Outre le fait que Michael Moore a construit ce film comme un réquisitoire contre George W. Bush, il y dénonce également les méfaits du « Patriot Act » (loi antiterroriste américaine votée sous la présidence de Bush), les souffrances provoquées par l’invasion de l’Irak et montre explicitement les situations sociales désastreuses de la politique extérieure américaine. Il montre aussi qu’aux Etats-Unis, les médias utilisent systématiquement des moyens et effets spéciaux bien particuliers pour manipuler et effrayer l'opinion publique à des fins politiques et financiers précis.
Ainsi, ce film documentaire exceptionnel et atypique aura été l’un des rares pamphlets cinématographiques pleinement réussis dans l’histoire du cinéma, ayant séduit à la fois la critique, les cinéphiles et le grand public, au même titre que les meilleurs films de fiction. Une prouesse vraiment rare, mais qu’on apprécie à sa juste valeur quant on voit ou revoit attentivement le film. Mais malgré que le film ait été conçu pour empêcher la réélection de George W. Bush en novembre 2004, celui-ci a été finalement bien réélu.
Le film a eu un franc succès, tellement grand qu’il avait surpris son propre réalisateur.

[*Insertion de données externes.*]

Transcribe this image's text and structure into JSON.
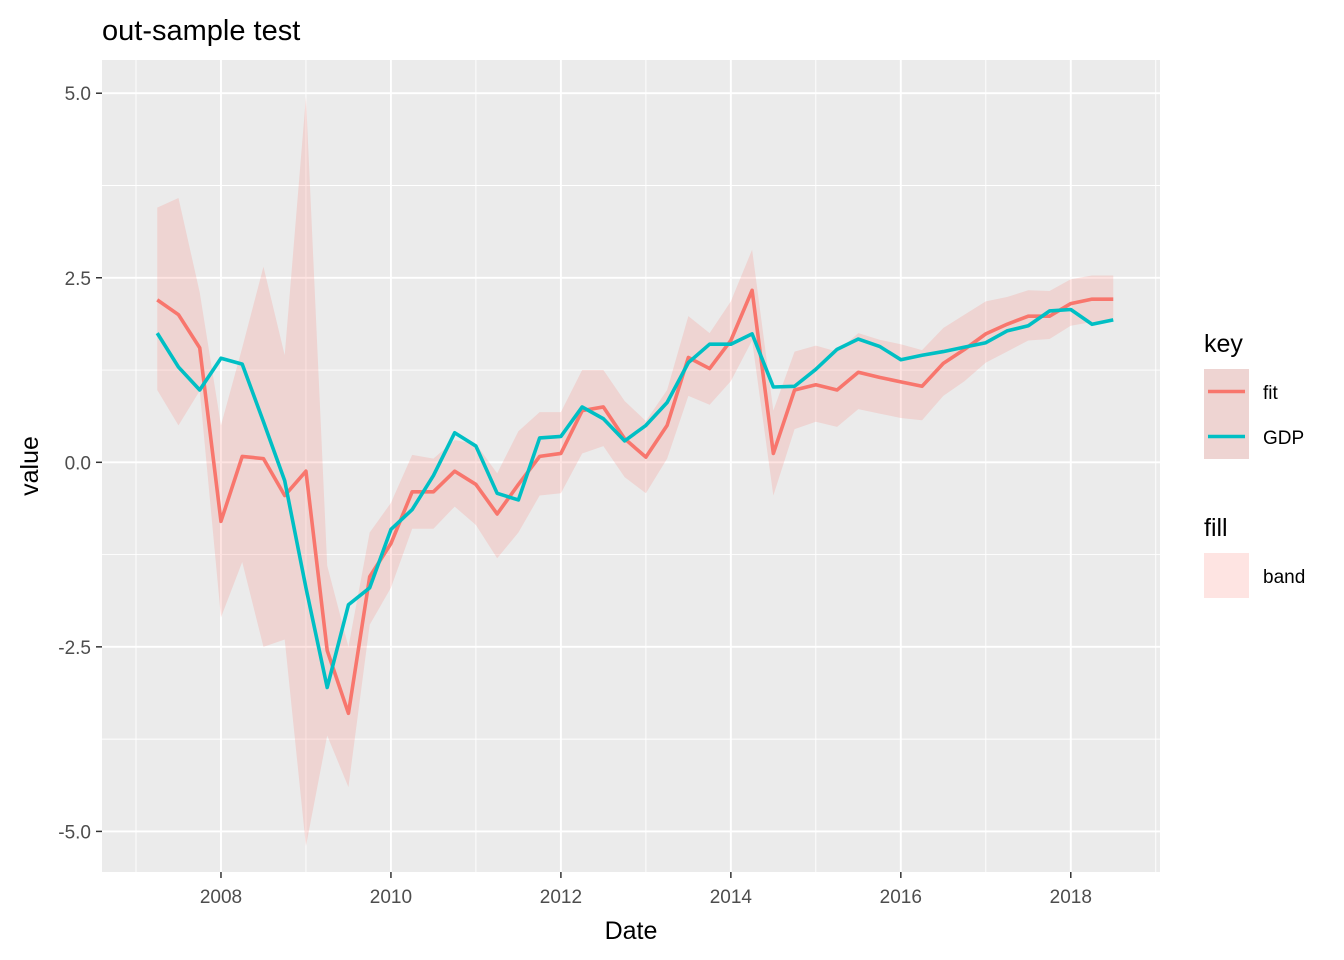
{
  "chart_data": {
    "type": "line",
    "title": "out-sample test",
    "xlabel": "Date",
    "ylabel": "value",
    "xlim": [
      2006.6,
      2019.05
    ],
    "ylim": [
      -5.55,
      5.45
    ],
    "x_ticks": [
      2008,
      2010,
      2012,
      2014,
      2016,
      2018
    ],
    "x_tick_labels": [
      "2008",
      "2010",
      "2012",
      "2014",
      "2016",
      "2018"
    ],
    "y_ticks": [
      -5.0,
      -2.5,
      0.0,
      2.5,
      5.0
    ],
    "y_tick_labels": [
      "-5.0",
      "-2.5",
      "0.0",
      "2.5",
      "5.0"
    ],
    "grid": true,
    "legend_position": "right",
    "x": [
      2007.25,
      2007.5,
      2007.75,
      2008.0,
      2008.25,
      2008.5,
      2008.75,
      2009.0,
      2009.25,
      2009.5,
      2009.75,
      2010.0,
      2010.25,
      2010.5,
      2010.75,
      2011.0,
      2011.25,
      2011.5,
      2011.75,
      2012.0,
      2012.25,
      2012.5,
      2012.75,
      2013.0,
      2013.25,
      2013.5,
      2013.75,
      2014.0,
      2014.25,
      2014.5,
      2014.75,
      2015.0,
      2015.25,
      2015.5,
      2015.75,
      2016.0,
      2016.25,
      2016.5,
      2016.75,
      2017.0,
      2017.25,
      2017.5,
      2017.75,
      2018.0,
      2018.25,
      2018.5
    ],
    "series": [
      {
        "name": "fit",
        "color": "#F8766D",
        "values": [
          2.2,
          2.0,
          1.55,
          -0.8,
          0.08,
          0.05,
          -0.45,
          -0.12,
          -2.55,
          -3.4,
          -1.55,
          -1.1,
          -0.4,
          -0.4,
          -0.12,
          -0.3,
          -0.7,
          -0.3,
          0.08,
          0.12,
          0.7,
          0.75,
          0.32,
          0.07,
          0.5,
          1.42,
          1.27,
          1.65,
          2.33,
          0.12,
          0.98,
          1.05,
          0.98,
          1.22,
          1.15,
          1.09,
          1.03,
          1.34,
          1.53,
          1.74,
          1.87,
          1.98,
          1.98,
          2.15,
          2.21,
          2.21
        ]
      },
      {
        "name": "GDP",
        "color": "#00BFC4",
        "values": [
          1.75,
          1.29,
          0.98,
          1.41,
          1.33,
          0.55,
          -0.25,
          -1.7,
          -3.05,
          -1.93,
          -1.7,
          -0.91,
          -0.64,
          -0.18,
          0.4,
          0.22,
          -0.42,
          -0.51,
          0.33,
          0.35,
          0.75,
          0.59,
          0.29,
          0.5,
          0.81,
          1.35,
          1.6,
          1.6,
          1.74,
          1.02,
          1.03,
          1.26,
          1.53,
          1.67,
          1.57,
          1.39,
          1.45,
          1.5,
          1.56,
          1.62,
          1.78,
          1.85,
          2.05,
          2.07,
          1.87,
          1.93
        ]
      }
    ],
    "band": {
      "name": "band",
      "color": "#F8766D",
      "opacity": 0.2,
      "lower": [
        0.98,
        0.5,
        0.97,
        -2.1,
        -1.35,
        -2.5,
        -2.4,
        -5.2,
        -3.7,
        -4.4,
        -2.2,
        -1.7,
        -0.9,
        -0.9,
        -0.6,
        -0.85,
        -1.3,
        -0.95,
        -0.45,
        -0.42,
        0.12,
        0.22,
        -0.2,
        -0.42,
        0.05,
        0.9,
        0.78,
        1.1,
        1.65,
        -0.45,
        0.45,
        0.55,
        0.48,
        0.72,
        0.66,
        0.6,
        0.57,
        0.9,
        1.1,
        1.35,
        1.5,
        1.65,
        1.67,
        1.85,
        1.9,
        1.93
      ],
      "upper": [
        3.45,
        3.58,
        2.3,
        0.5,
        1.55,
        2.65,
        1.45,
        4.95,
        -1.4,
        -2.5,
        -0.95,
        -0.55,
        0.1,
        0.05,
        0.3,
        0.25,
        -0.15,
        0.42,
        0.68,
        0.68,
        1.25,
        1.25,
        0.83,
        0.56,
        0.98,
        1.98,
        1.75,
        2.18,
        2.88,
        0.7,
        1.5,
        1.58,
        1.5,
        1.75,
        1.66,
        1.6,
        1.52,
        1.82,
        2.0,
        2.18,
        2.24,
        2.33,
        2.32,
        2.48,
        2.53,
        2.53
      ]
    },
    "legend": [
      {
        "title": "key",
        "items": [
          {
            "label": "fit",
            "color": "#F8766D"
          },
          {
            "label": "GDP",
            "color": "#00BFC4"
          }
        ]
      },
      {
        "title": "fill",
        "items": [
          {
            "label": "band",
            "color": "#F8766D"
          }
        ]
      }
    ]
  }
}
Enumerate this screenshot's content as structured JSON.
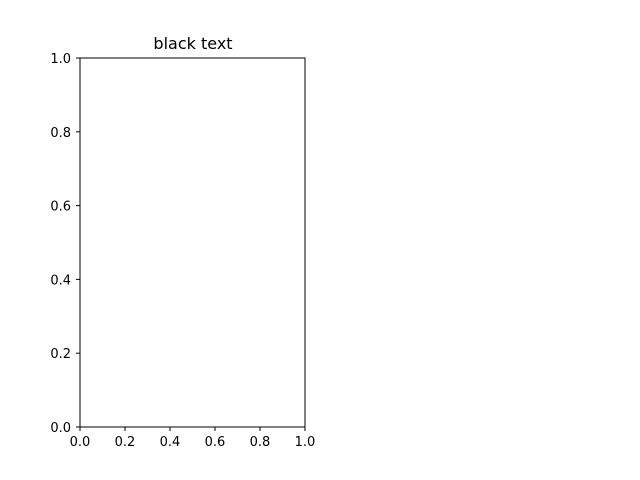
{
  "chart_data": {
    "type": "scatter",
    "title": "black text",
    "xlabel": "",
    "ylabel": "",
    "xlim": [
      0.0,
      1.0
    ],
    "ylim": [
      0.0,
      1.0
    ],
    "x_ticks": [
      0.0,
      0.2,
      0.4,
      0.6,
      0.8,
      1.0
    ],
    "y_ticks": [
      0.0,
      0.2,
      0.4,
      0.6,
      0.8,
      1.0
    ],
    "x_tick_labels": [
      "0.0",
      "0.2",
      "0.4",
      "0.6",
      "0.8",
      "1.0"
    ],
    "y_tick_labels": [
      "0.0",
      "0.2",
      "0.4",
      "0.6",
      "0.8",
      "1.0"
    ],
    "grid": false,
    "series": [],
    "colors": {
      "axes": "#000000",
      "title": "#000000",
      "background": "#ffffff"
    }
  }
}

Lors de sa projection à Cannes, il a reçu l’une des plus longues “standing ovation“ dans l’histoire de ce festival, qui a duré une vingtaine de minutes. Et à sa sortie dans les salles de cinéma aux Etats-unis, il avait fait plus de 60 millions de dollars de recettes durant ses deux premières semaines, record absolu pour un documentaire.
Dans le registre le plus marrant, les intervenants dans le film ont reçu les “Pires Prix“ de la 25ème édition des Golden Raspberry Awards, décernés ironiquement et à contrepied des Oscars : Pire acteur pour George W. Bush, pire second rôle masculin pour Donald Rumsfeld, pire second rôle féminin pour Britney Spears, pire couple pour George W. Bush et sa “chèvre“ (Condoleezza Rice, Conseillère à la Sécurité Nationale de Bush) !
C’est un documentaire au ton et à la forme cinématographiques bien conduits et maîtrisés. En tout cas, c’est un film qui ne laisse pas indifférent.
FILMOGRAPHIE SÉLECTIVE DE MICHAEL MOORE
« Roger and me » (1989) ; « Canadian Bacon » (1995) ; « The Big One » (1997) ; « Bowling for Columbine » (2002) ; « Fahrenheit 9/11» (2004) ; « SiCKO (2007) ; « Slacker Uprising » (2008) ; « Capitalism : A Love Story » (2009) ; « Where to Invade Next » (2015) ; « Michael Moore in TrumpLand » (2016) ; « Fahrenheit 11/9 » (2018) ; « Planet of the Humans » (2020).